I absent-mindedly munch on salad and cheese while working through lunch.
“Give us this day our daily bread,” is how Jesus taught the disciples to pray.
Perhaps the type of fasting to practice these days is to give up the illusion that our daily bread is somehow wrought by our hands alone, and can thus be haphazardly consumed or forgotten or thrown away when it spoils. Nourishment is a sacred task, and it takes all hands on deck.

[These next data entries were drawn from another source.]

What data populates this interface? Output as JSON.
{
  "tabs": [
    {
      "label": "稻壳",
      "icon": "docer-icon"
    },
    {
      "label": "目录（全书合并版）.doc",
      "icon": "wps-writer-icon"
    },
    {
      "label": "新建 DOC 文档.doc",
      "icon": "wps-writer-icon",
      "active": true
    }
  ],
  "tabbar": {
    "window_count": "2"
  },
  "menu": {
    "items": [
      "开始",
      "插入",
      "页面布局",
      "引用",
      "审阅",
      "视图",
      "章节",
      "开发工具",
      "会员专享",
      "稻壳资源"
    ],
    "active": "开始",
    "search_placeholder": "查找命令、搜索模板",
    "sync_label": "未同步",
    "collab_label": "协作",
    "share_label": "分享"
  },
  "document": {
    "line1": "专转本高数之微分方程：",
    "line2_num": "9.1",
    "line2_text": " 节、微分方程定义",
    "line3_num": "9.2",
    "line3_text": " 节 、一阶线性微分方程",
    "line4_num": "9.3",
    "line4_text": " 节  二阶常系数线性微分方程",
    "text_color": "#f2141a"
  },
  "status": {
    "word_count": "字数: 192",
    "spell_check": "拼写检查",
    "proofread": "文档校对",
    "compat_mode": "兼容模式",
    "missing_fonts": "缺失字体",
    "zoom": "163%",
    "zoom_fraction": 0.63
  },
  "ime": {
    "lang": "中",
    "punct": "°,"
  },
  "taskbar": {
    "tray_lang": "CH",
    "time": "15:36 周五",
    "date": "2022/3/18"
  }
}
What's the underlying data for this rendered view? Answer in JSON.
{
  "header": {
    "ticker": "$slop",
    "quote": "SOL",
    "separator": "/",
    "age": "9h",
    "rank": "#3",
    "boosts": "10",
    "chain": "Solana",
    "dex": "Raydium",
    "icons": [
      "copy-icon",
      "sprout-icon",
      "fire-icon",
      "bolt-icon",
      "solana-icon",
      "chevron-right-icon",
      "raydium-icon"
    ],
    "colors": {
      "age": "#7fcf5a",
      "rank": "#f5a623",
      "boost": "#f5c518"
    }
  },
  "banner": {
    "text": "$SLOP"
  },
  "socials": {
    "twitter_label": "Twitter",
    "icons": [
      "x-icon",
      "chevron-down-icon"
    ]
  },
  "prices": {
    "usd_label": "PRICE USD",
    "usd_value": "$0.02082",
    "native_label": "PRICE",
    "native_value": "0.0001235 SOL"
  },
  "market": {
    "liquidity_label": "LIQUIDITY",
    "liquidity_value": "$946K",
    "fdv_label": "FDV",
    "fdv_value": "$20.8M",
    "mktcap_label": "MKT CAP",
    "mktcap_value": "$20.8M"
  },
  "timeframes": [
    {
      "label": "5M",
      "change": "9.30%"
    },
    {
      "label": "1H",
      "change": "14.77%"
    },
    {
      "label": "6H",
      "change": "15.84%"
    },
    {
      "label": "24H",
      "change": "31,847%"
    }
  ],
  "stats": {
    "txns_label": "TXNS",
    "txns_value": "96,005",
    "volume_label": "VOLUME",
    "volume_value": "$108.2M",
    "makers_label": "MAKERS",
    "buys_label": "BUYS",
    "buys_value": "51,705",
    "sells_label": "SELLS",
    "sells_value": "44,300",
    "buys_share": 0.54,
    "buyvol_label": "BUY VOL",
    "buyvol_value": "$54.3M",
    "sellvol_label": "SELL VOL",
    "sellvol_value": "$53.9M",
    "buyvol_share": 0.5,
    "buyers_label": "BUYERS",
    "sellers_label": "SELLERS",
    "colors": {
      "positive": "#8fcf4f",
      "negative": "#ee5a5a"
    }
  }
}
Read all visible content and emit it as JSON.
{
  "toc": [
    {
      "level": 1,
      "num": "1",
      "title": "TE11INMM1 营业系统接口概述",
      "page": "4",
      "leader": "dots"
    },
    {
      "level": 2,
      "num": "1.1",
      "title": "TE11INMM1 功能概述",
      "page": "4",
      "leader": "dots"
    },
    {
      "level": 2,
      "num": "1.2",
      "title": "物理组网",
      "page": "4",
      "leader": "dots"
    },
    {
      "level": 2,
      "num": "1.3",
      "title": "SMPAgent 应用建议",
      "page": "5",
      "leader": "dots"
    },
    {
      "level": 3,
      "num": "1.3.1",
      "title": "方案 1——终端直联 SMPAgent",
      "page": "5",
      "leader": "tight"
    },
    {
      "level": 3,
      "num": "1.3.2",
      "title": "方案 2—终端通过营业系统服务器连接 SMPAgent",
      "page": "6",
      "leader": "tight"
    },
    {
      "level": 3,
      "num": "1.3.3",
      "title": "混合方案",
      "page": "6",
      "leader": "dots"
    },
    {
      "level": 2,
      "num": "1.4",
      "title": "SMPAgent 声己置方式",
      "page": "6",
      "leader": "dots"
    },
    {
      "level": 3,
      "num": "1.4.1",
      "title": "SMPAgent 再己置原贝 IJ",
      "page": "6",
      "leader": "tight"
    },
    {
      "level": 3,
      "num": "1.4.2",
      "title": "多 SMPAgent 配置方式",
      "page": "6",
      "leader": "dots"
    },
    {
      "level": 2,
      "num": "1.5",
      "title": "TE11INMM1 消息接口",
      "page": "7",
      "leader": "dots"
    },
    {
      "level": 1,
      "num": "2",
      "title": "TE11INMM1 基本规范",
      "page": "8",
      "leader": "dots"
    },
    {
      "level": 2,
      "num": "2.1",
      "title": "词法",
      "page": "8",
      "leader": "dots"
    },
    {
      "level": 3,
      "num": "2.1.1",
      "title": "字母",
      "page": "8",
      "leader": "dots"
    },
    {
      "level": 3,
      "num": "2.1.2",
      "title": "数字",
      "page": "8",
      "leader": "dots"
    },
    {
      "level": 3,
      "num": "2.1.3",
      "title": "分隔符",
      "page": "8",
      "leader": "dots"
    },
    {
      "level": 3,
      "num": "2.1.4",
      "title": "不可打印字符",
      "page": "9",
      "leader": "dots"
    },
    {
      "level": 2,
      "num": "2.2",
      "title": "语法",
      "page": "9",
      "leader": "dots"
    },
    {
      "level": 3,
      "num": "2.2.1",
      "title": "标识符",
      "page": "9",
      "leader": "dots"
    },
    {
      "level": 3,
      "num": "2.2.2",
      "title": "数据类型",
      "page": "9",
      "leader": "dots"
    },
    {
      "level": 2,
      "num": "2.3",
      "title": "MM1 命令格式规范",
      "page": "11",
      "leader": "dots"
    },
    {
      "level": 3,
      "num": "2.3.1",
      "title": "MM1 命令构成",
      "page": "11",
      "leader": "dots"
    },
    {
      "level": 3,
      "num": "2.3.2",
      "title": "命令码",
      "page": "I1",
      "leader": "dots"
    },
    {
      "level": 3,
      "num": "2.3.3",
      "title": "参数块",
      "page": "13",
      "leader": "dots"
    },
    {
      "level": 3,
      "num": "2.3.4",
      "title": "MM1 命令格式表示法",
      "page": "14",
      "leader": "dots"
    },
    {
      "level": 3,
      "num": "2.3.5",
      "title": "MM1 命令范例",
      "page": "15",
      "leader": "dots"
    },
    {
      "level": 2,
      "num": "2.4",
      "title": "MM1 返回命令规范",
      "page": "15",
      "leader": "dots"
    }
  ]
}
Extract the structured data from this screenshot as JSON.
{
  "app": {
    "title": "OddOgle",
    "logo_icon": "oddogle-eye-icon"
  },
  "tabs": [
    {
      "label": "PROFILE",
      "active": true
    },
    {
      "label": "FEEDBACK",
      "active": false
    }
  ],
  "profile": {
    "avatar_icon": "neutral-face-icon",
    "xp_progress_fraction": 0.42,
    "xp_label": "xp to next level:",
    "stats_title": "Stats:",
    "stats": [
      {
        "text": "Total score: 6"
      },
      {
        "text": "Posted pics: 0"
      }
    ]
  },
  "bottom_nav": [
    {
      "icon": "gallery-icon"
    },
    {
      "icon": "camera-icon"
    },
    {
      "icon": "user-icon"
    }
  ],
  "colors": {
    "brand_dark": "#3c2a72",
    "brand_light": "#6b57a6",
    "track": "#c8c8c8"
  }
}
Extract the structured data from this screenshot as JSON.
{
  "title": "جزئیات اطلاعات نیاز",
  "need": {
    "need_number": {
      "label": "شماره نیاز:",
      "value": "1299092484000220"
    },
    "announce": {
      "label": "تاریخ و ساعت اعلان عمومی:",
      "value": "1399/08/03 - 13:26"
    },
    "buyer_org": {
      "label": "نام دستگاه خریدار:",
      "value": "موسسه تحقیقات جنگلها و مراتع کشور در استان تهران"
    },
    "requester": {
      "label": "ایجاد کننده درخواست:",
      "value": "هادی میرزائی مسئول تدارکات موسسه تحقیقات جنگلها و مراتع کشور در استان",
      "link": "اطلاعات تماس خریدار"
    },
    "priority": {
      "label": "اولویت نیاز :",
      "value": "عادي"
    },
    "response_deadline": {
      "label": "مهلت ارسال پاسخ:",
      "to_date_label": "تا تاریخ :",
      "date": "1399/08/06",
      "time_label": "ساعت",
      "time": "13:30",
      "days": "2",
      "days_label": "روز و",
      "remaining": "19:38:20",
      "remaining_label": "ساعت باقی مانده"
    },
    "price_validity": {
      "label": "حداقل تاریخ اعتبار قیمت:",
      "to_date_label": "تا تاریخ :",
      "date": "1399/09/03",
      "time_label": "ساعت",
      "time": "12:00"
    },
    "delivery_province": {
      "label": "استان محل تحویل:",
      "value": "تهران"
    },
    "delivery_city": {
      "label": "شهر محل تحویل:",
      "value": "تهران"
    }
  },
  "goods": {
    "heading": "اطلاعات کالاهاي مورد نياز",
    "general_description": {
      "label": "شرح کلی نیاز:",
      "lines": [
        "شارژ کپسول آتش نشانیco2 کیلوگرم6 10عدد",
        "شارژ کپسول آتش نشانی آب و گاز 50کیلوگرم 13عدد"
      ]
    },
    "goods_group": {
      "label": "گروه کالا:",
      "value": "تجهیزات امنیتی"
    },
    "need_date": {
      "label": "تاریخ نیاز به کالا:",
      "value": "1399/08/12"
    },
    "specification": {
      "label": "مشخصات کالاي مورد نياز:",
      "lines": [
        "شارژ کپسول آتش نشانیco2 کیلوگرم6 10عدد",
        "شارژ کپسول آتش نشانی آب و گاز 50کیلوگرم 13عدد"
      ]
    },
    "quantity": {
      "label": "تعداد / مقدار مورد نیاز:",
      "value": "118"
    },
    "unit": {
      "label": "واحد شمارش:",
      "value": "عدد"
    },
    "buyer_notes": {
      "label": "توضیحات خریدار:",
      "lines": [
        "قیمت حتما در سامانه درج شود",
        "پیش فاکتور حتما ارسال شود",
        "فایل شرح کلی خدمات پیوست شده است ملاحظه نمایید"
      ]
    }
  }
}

In praying for daily bread we bless the ground that sheltered the seeds, and repent of the ways we have harmed the earth making it less suitable for food to grow. We pray for those who planted and harvested the produce, likely for a less-than-livable wage and in less-than-safe working conditions. We offer thanks for those who drove trucks for long hours and separated from their loved ones. We pray rest for those with sore backs from moving boxes of produce and flats of our daily bread all day. We pray for health and well-being for grocery store clerks with tired feet and tension headaches.
“Give us this day our daily bread” should also give us eyes to see that daily bread is not ours alone, it inescapably connects us to one another.
In these times, what if we took time to recount the stories of the food on our tables. Who wrote the recipe? From which region and people does this dish come from? What changes have been made along the way? Who taught you to heat the oil in the skillet before pouring the cornbread batter in? When did you learn to use a knife without fear of slicing your fingers along with your produce?
Food not just an assemblage of nutrients to keep our bodies going.
It is a collection of stories, the lives of people who helped it go from seed to salad.
It connects us to our history, to the traditions that formed us, and to one another, even when we cannot physically gather around the same table.